Why Magic Will Never Be Outsourced To Robots
July 30, 2016

We are currently living in an age of technological revolution. With rapidly diminishing resources for increasingly heavy work loads and the pressure of our ever ticking biological clock more and more jobs are being outsourced to efficient, emotionless robots who not only finish our jobs faster but also make less union demands and work for lower salaries. It is true. The robots are taking our jobs! Well. Maybe your job. Not mine. The reason why are very interesting.  Before going any further let me introduce you to Boston Dynamic’s, a leading company in robotics. Here is one of their humanoid robot’s walking, tidying and getting back up after being knocked down.
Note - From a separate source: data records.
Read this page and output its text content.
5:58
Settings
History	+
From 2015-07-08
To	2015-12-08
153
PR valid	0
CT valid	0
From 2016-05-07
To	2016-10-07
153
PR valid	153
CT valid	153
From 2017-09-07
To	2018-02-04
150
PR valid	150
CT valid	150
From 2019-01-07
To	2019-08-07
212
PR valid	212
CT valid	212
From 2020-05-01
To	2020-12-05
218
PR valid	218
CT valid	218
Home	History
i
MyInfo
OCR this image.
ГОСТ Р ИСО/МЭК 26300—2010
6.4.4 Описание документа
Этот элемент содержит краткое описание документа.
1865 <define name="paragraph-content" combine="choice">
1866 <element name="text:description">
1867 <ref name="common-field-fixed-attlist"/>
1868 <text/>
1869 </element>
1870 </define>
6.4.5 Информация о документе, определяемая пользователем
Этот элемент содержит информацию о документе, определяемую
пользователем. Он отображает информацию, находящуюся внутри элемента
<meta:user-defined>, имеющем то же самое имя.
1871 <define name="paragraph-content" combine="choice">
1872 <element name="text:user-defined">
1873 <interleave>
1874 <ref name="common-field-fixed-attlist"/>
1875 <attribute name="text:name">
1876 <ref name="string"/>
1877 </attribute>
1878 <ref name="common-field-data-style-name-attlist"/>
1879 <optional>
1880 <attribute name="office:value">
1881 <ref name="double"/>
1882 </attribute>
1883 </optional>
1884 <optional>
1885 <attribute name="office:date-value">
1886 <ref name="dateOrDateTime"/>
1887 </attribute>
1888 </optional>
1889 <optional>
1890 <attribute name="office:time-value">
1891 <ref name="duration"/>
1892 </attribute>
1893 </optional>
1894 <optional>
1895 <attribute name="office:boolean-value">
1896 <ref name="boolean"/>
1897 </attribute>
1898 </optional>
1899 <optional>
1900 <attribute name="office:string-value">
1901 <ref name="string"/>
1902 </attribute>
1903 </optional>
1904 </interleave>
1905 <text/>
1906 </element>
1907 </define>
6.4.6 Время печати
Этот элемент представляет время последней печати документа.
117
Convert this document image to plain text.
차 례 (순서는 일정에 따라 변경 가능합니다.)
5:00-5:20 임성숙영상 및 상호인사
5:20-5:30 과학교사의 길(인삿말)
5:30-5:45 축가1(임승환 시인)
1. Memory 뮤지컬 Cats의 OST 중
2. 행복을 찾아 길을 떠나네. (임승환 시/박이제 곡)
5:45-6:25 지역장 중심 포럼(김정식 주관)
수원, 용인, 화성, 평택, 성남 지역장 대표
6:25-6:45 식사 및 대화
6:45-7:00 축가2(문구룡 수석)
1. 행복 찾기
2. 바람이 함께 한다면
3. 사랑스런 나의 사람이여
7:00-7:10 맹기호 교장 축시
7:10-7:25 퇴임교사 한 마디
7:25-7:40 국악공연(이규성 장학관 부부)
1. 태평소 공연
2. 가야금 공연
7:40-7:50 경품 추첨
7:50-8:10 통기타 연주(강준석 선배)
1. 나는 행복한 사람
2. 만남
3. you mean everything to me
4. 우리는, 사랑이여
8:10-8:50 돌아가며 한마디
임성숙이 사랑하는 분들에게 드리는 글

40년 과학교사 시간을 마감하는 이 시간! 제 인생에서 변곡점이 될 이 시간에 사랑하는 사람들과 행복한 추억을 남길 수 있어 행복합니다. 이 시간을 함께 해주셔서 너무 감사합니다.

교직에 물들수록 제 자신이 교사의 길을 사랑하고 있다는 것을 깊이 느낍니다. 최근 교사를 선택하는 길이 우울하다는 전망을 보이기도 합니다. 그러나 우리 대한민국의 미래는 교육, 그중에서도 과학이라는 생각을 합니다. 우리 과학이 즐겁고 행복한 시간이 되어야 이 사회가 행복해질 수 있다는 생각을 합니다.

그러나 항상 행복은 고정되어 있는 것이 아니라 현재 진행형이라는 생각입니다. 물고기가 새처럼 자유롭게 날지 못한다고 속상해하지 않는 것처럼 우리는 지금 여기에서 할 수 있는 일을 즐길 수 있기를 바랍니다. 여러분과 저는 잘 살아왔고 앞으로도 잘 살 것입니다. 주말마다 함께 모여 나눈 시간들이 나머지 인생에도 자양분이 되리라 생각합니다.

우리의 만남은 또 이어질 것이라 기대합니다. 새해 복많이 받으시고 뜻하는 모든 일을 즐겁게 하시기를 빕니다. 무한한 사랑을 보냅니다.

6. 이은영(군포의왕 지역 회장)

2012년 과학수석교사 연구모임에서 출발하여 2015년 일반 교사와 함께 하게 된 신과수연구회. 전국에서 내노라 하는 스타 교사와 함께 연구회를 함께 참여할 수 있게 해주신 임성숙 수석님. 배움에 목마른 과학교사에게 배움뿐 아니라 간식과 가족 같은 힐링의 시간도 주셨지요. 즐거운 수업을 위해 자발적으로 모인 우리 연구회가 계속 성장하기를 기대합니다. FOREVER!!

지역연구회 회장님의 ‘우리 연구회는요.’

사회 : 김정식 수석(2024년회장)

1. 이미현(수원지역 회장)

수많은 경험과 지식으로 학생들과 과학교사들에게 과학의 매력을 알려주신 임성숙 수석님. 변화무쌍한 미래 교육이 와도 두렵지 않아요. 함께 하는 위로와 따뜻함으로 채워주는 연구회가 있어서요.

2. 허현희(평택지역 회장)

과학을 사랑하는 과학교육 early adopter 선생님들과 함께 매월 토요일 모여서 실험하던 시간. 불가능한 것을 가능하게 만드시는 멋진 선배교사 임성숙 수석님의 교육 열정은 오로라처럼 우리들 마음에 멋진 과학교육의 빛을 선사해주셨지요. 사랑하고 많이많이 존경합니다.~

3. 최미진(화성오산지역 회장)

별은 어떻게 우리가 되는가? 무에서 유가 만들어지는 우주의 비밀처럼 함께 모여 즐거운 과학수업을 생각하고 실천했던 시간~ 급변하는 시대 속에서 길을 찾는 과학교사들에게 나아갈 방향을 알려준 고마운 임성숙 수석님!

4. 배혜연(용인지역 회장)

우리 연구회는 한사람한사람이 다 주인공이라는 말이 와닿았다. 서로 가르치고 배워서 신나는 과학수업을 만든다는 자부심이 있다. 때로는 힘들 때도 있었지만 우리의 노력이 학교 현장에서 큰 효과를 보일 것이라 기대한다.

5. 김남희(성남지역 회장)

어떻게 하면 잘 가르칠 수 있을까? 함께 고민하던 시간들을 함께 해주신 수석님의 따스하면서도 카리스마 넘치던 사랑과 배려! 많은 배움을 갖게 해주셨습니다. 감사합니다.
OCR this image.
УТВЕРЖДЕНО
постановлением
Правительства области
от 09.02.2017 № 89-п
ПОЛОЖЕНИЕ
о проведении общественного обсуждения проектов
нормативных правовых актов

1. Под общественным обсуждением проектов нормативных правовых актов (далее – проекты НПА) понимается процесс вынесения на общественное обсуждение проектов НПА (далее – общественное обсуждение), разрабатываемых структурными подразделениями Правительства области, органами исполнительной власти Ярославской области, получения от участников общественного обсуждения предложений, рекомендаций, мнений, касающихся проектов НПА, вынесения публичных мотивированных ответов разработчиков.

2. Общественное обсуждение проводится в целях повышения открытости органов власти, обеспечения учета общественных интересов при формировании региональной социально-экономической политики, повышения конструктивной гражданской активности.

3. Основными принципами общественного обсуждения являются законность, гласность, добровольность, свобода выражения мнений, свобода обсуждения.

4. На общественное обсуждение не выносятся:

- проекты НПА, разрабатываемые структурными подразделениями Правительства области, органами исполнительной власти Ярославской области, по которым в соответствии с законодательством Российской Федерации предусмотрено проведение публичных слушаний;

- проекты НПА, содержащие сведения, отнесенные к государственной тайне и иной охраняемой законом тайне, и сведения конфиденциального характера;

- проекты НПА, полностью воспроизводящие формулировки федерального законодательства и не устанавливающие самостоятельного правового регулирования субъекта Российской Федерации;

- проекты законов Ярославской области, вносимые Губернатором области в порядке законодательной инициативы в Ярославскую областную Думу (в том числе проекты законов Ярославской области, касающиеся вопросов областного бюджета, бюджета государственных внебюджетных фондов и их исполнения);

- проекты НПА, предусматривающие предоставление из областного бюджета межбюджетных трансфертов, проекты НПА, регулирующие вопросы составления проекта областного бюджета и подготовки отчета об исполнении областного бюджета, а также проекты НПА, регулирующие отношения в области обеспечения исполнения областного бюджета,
Now that you’re familiar with the current level of advanced humanoid robotics in 2016 let’s delve a little deeper in to why I, a magician am writing a blog post about robots and AI. Before I can fully answer that question it’s important to understand that many of the tools and gadgets you use on a daily basis are (at least partially) mined and/or assembled by robots. The economic concern and ethics of this use of robots is for a politician but it’s safe to say that in the future there is a real concern of how much humans will rely on robots.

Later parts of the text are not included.